Pour parvenir à leurs fins, le duo de réalisateurs bénéficie d’un budget confortable de 43 millions d’euros et d’une tête d’affiche au star power assuré. Dans le rôle d’Edmond Dantès, jeune marin trahi et jeté en prison où il cultive patiemment sa vengeance, Pierre Niney fait preuve d’un investissement total, tant sur le plan physique (adepte de la transformation, Dantès change fréquemment d’apparence), qu’oratoire. Ancien pensionnaire de la Comédie-Française, Niney s’accommode bien de la langue dumasienne qui vise avant tout la formule et l’efficace. Le film donne à voir – et sans doute pour la première fois – l’acteur comme corps agissant, rampant, bondissant, et n’est pas sans rappeler les gesticulations acrobatiques d’un Belmondo grande époque. Sont également à ranger du côté des bonnes surprises le travail sur l’écriture, consistant essentiellement à synthétiser un récit fleuve de près de deux mille pages en trois heures de métrage. Réduit à l’essentiel, fusionnant voire éliminant certains personnages, le scénario conserve du roman sa dimension feuilletonnante et audacieuse.

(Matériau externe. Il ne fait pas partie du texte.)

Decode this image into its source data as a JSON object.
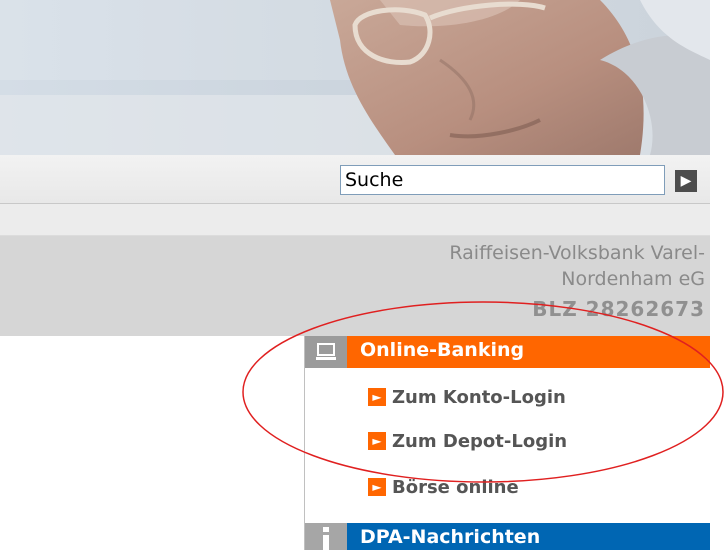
{
  "search": {
    "value": "Suche",
    "button_icon": "arrow-right-icon"
  },
  "bank": {
    "name_line1": "Raiffeisen-Volksbank Varel-",
    "name_line2": "Nordenham eG",
    "blz": "BLZ 28262673"
  },
  "nav": {
    "online_banking": {
      "title": "Online-Banking",
      "icon": "computer-icon",
      "items": [
        {
          "label": "Zum Konto-Login"
        },
        {
          "label": "Zum Depot-Login"
        },
        {
          "label": "Börse online"
        }
      ]
    },
    "news": {
      "title": "DPA-Nachrichten",
      "icon": "info-icon"
    }
  },
  "colors": {
    "accent_orange": "#ff6600",
    "accent_blue": "#0066b3",
    "annotation_red": "#e02020"
  }
}
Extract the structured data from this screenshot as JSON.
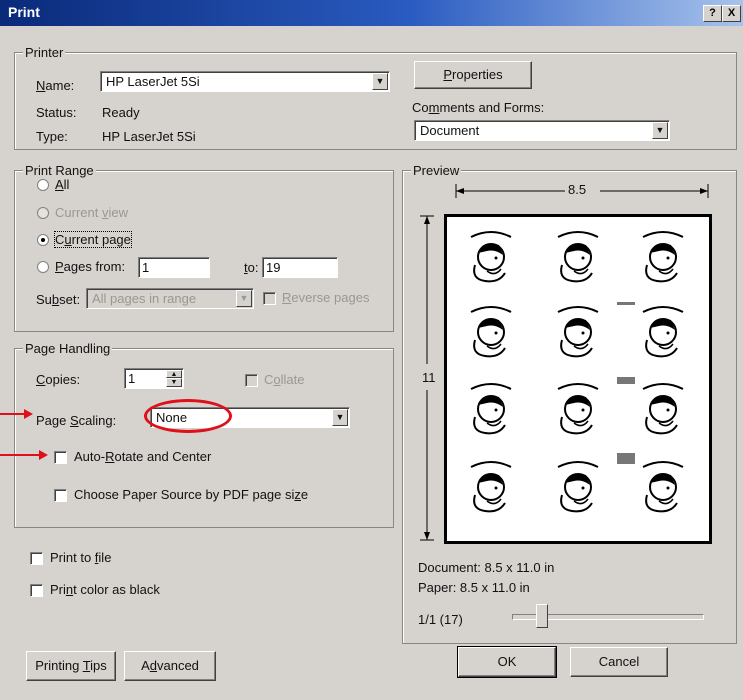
{
  "window": {
    "title": "Print",
    "help_btn": "?",
    "close_btn": "X"
  },
  "printer": {
    "group_label": "Printer",
    "name_label": "Name:",
    "name_value": "HP LaserJet 5Si",
    "status_label": "Status:",
    "status_value": "Ready",
    "type_label": "Type:",
    "type_value": "HP LaserJet 5Si",
    "properties_button": "Properties",
    "comments_label": "Comments and Forms:",
    "comments_value": "Document"
  },
  "print_range": {
    "group_label": "Print Range",
    "all": "All",
    "current_view": "Current view",
    "current_page": "Current page",
    "pages_from": "Pages from:",
    "from_value": "1",
    "to_label": "to:",
    "to_value": "19",
    "subset_label": "Subset:",
    "subset_value": "All pages in range",
    "reverse_pages": "Reverse pages",
    "selected": "current_page"
  },
  "page_handling": {
    "group_label": "Page Handling",
    "copies_label": "Copies:",
    "copies_value": "1",
    "collate": "Collate",
    "page_scaling_label": "Page Scaling:",
    "page_scaling_value": "None",
    "auto_rotate": "Auto-Rotate and Center",
    "choose_paper": "Choose Paper Source by PDF page size"
  },
  "options": {
    "print_to_file": "Print to file",
    "print_color_black": "Print color as black"
  },
  "preview": {
    "group_label": "Preview",
    "width_dim": "8.5",
    "height_dim": "11",
    "document_size": "Document: 8.5 x 11.0 in",
    "paper_size": "Paper: 8.5 x 11.0 in",
    "page_indicator": "1/1 (17)"
  },
  "buttons": {
    "printing_tips": "Printing Tips",
    "advanced": "Advanced",
    "ok": "OK",
    "cancel": "Cancel"
  },
  "colors": {
    "annotation_red": "#e0101a",
    "title_blue": "#0a2a7a",
    "dialog_bg": "#d6d3ce"
  }
}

Cependant, si force est d’admettre que Le Comte de Monte Cristo a bénéficié de beaucoup de soin dans sa confection, on ne peut s’empêcher de ressentir un ennui poli s’installer au fur et à mesure du visionnage. Alors à qui la faute ? A l’ambition démesurée de ramasser en un seul film la folie et les rebondissements incessants d’un roman foisonnant d’idées ? Peut-être. Aux enjeux budgétaires colossaux qui pèsent sur les épaules d’une œuvre devant plaire à tous·tes et ne rebuter personne (avec en tête les échecs commerciaux des trois films mentionnés précédemment) ? Certainement. Incolore, la mise en scène des réalisateurs du Prénom (2012) agi comme un rouleau compresseur aplanissant la fièvre et la fureur qui transpirent des mots de Dumas. Gelé dans un glacis joli mais éteint, le film ne parvient jamais à émouvoir ni à faire frémir son spectateur et finit même par susciter son indifférence. Restent des décors somptueux et des paysages de cartes postales, emballés dans une esthétique télévisuelle de reportages patrimoniaux qui sied bien mal à l’ardeur brûlante d’un ouvrage qui, en lieu du frisson de l’aventure promis, se change en une visite au musée assommante. Au moins vous aurez la clim.

Le Comte de Monte Cristo / De Alexandre de La Patellière et Matthieu Delaporte/ Avec Pierre Niney, Bastien Bouillon, Anaïs Demoustier/ France / 2h58 / Sortie le 28 juin 2024.